Electricity screams. Sparks scatter. You will never be mine but I shall always be yours. And this - this is not a victory, not in any meaningful sense.
It simply is.
Lady Tano…
In this scarlet-hued place of ancient knowledge, your eyes are more vibrant than the blades of the sabers your younger self carried. But I cannot see into them as I once did. The years have made you stronger, deliciously so, but they have also closed the shutters on the part of you that was once so clear to me.
I feel the loss as I have felt very few things.
And yet…
Feeling you move beside me, with me - the others are inconsequential. This is what I craved. You and I, together - adversaries or allies, it matters not. Each step, each swing, each shift…and the Force - how can you not feel this? How are you ignoring the vibration, the call, the bindings between us that resonate in a manner only we two can touch?
I came here for a specific reason but there is a part of me that wishes I had come for you.
Lady Tano…
I cannot be what I am not. My efforts shall always fall short of what you deserve from me.
And though I know how this will end, know that my own actions, my own desperation for closure will build a wall between us you shall never desire to scale…
I play my part as it has been written.
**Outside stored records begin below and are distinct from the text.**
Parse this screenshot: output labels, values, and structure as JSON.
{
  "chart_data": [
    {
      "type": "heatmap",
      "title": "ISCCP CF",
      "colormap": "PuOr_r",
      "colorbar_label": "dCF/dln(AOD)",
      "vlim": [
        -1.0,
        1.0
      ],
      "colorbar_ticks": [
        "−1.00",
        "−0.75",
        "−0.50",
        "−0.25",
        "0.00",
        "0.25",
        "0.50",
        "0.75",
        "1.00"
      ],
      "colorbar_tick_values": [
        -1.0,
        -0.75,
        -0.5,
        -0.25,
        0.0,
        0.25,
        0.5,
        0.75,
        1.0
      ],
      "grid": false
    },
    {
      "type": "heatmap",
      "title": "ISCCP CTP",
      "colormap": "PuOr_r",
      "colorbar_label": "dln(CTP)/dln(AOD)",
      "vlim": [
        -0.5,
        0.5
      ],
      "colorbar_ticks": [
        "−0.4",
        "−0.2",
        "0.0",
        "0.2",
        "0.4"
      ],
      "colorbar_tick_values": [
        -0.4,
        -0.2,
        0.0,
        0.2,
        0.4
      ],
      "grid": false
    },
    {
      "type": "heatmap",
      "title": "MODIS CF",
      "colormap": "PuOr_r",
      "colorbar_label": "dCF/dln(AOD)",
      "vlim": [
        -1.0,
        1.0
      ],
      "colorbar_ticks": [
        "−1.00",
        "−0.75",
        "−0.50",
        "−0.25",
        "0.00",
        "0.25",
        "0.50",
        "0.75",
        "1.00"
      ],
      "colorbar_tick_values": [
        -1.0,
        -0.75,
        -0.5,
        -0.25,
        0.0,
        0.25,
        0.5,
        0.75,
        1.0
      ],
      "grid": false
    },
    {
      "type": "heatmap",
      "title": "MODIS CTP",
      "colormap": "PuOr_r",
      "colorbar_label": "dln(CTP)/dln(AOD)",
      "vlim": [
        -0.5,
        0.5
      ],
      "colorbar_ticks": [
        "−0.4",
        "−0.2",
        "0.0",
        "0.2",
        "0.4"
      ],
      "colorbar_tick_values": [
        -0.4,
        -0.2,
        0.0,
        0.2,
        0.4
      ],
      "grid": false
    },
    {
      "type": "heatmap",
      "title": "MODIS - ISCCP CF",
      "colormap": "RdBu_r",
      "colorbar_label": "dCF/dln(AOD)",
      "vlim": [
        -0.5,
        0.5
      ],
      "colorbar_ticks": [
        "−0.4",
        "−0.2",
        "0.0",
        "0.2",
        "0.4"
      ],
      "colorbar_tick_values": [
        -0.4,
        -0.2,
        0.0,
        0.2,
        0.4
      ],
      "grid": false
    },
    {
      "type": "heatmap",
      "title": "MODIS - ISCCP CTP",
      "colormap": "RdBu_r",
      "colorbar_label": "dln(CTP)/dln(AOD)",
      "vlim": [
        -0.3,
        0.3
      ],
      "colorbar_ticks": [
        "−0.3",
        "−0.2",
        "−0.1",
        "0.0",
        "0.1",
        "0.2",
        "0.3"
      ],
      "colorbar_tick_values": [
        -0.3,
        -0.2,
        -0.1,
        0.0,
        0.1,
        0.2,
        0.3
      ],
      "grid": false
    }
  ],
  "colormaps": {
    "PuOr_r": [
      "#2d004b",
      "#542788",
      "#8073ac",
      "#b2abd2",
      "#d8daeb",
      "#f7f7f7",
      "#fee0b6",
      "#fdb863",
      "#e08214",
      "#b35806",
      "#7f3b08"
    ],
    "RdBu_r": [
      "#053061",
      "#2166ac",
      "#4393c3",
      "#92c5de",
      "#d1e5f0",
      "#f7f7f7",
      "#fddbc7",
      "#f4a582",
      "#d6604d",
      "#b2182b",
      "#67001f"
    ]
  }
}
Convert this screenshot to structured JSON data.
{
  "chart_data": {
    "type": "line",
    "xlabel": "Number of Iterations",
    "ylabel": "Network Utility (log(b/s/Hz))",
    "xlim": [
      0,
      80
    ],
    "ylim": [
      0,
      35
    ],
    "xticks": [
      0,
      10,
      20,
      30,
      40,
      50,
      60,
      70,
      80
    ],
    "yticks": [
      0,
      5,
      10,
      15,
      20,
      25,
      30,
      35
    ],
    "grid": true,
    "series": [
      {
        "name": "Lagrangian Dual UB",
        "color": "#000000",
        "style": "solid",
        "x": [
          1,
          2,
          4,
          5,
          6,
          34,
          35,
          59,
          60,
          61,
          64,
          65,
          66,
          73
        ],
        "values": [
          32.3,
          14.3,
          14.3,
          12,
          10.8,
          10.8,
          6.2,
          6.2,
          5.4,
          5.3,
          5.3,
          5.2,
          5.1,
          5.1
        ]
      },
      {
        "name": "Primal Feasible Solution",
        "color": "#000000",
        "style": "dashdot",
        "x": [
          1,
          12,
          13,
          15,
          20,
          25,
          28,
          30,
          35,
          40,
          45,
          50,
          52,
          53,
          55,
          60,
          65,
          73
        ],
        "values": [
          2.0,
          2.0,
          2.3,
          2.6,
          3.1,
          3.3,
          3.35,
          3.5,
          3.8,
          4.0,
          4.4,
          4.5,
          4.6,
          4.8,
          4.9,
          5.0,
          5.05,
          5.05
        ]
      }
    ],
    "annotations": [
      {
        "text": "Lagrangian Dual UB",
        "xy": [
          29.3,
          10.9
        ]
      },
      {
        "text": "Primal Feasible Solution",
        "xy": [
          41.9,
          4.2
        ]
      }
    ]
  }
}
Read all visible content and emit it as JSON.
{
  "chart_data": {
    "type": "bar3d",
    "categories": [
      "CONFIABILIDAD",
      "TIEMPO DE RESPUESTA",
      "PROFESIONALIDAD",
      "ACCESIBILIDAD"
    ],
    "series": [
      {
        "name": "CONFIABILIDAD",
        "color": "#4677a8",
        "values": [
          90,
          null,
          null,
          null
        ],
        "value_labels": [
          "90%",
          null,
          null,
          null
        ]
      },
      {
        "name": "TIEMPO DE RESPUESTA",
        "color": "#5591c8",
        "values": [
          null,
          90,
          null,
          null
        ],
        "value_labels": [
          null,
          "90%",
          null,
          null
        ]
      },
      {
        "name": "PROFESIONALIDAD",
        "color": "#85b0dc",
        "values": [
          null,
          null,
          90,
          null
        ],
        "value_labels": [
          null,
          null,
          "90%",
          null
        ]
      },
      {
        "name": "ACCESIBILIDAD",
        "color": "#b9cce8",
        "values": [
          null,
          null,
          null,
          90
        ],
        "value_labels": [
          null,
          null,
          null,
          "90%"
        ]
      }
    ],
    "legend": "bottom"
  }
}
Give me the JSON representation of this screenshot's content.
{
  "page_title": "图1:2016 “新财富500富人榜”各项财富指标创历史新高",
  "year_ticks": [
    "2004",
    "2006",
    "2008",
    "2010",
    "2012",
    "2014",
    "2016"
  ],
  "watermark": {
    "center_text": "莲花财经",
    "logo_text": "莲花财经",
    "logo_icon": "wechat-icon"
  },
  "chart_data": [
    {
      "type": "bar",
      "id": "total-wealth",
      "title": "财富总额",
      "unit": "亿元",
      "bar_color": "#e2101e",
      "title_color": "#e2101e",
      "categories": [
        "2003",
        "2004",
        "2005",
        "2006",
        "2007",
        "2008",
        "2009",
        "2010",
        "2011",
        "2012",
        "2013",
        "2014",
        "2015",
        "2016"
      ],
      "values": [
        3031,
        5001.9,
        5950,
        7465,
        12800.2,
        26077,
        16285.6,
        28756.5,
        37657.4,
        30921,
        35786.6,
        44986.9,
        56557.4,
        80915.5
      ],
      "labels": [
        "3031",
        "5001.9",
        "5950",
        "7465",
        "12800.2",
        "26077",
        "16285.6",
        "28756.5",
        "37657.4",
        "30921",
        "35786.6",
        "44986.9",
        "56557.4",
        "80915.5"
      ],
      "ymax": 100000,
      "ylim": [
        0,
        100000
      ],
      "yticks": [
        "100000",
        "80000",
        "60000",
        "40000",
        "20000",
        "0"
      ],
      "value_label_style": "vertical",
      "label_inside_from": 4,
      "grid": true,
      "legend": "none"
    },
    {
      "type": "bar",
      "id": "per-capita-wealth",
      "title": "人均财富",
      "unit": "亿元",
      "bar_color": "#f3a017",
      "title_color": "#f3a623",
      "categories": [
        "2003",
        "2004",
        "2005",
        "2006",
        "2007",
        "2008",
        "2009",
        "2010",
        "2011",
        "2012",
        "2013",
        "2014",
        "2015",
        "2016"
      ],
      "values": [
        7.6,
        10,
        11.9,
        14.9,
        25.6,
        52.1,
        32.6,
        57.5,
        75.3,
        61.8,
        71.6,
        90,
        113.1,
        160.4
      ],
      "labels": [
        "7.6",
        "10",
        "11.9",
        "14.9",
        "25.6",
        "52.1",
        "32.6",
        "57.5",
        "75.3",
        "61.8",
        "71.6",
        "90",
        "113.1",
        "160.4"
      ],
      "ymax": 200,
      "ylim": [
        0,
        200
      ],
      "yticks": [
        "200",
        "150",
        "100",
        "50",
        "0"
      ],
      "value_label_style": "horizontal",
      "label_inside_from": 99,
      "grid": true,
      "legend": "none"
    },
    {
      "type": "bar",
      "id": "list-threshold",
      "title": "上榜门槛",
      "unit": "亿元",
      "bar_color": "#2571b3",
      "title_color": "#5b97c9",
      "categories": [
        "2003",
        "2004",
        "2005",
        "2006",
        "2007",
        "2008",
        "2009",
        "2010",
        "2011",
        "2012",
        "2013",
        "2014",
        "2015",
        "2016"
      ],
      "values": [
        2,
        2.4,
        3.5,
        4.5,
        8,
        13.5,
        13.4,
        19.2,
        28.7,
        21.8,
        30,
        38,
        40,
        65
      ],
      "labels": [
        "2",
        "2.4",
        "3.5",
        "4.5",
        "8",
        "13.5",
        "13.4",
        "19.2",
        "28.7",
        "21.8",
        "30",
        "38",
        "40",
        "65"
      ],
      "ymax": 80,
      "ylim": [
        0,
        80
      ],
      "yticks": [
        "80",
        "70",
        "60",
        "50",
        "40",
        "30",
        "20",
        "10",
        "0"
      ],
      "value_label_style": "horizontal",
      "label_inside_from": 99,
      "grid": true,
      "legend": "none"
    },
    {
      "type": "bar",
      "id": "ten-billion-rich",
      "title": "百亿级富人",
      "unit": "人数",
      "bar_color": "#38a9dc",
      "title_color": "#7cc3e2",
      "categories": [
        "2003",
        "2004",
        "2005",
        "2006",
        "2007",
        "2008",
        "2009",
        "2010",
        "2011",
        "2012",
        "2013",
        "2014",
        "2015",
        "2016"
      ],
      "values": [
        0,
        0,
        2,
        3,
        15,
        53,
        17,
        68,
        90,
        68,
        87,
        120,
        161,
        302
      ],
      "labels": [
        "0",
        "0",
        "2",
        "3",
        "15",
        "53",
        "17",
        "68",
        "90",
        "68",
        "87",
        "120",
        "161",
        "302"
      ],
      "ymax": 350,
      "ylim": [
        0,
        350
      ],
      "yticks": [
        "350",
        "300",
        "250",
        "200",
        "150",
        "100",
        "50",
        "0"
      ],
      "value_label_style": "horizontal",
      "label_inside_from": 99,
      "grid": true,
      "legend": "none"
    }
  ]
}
I allow myself to be the villain you so desperately desire. If that is the only way you will see me, then that is the person I shall be.
The anger, the hatred…those are far more familiar than whatever it is that you have created within me.
We shall meet again. I know you know it as well. And until that time I shall continue traveling the path I have set before myself in whatever manner I choose.
And never will I admit that in my last days, the only words remaining on my soul shall be your name.